Still no daybreak--and now the miracles had grown troublesome! Could
Mr. Polwarth honestly say that he found no difficulty in believing
things so altogether out of the common order of events, and so
buried in the darkness and dust of antiquity that investigation was
impossible?
Mr. Polwarth could not say that he had found no such difficulty.
"Then why should the weight of the story," said Wingfold, "the
weight of its proof, I mean, to minds like ours, coming so long
after, and by their education incapacitated for believing in such
things, in a time when the law of everything is searched into---"
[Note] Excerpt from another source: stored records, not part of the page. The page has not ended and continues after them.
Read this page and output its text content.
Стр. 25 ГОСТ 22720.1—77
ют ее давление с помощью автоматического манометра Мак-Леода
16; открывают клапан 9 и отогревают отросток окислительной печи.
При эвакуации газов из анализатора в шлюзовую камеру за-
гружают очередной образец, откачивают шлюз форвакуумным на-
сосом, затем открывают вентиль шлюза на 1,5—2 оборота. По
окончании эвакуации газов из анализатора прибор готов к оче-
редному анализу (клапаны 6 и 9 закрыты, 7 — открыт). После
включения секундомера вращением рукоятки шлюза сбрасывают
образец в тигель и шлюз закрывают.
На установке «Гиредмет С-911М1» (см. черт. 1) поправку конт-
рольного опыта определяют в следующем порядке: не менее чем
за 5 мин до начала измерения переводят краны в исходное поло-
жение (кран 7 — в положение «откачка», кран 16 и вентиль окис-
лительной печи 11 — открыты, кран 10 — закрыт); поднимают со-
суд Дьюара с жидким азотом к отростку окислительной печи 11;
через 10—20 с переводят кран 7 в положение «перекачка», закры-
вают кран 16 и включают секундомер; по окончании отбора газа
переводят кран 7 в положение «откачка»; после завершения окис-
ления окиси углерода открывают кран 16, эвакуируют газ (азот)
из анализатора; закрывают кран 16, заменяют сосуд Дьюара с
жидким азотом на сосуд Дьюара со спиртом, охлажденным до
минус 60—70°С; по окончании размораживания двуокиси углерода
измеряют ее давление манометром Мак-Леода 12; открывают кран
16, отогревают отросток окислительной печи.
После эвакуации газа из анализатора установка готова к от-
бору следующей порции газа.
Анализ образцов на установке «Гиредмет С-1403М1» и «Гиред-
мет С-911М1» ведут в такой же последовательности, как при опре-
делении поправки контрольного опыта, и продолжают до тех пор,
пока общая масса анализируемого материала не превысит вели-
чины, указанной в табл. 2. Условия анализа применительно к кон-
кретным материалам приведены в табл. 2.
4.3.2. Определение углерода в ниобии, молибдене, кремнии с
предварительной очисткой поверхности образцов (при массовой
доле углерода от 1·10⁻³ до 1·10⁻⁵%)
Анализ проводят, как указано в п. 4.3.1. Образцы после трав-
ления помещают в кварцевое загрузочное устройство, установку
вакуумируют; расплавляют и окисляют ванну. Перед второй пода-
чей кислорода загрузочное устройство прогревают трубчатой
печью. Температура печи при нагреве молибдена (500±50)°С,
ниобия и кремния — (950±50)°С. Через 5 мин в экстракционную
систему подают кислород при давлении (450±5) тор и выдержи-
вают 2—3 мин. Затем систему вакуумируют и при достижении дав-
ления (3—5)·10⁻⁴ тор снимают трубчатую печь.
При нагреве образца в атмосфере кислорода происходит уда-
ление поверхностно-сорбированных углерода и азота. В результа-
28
"And as yet very likely as far from understood as ever," interposed
but not interrupted Polwarth.
"Why should the weight of its proof, I ask, be laid upon such
improbable things as miracles? That they are necessarily improbable,
I presume you will admit."
"Having premised that I believe every one recorded," said Polwarth,
"I heartily admit their improbability. But the WEIGHT of proof is
not, and never was laid upon them. Our Lord did not make much of
them, and did them far more for the individual concerned than for
the sake of the beholders. I will not however talk to you about them
now. I will merely say that it is not through the miracles you will
find the Lord, though, having found him, you will find him there
also. The question for you is not, Are the miracles true? but, Was
Jesus true? Again I say, you must find him--the man himself. When
you have found him, I may perhaps retort upon you the question--Can
you believe such improbable things as the miracles, Mr. Wingfold?"
The little man showed pretty plainly by the set of his lips that he
meant to say no more, and again Wingfold had, with considerable
dissatisfaction and no answer, to go back to his New Testament.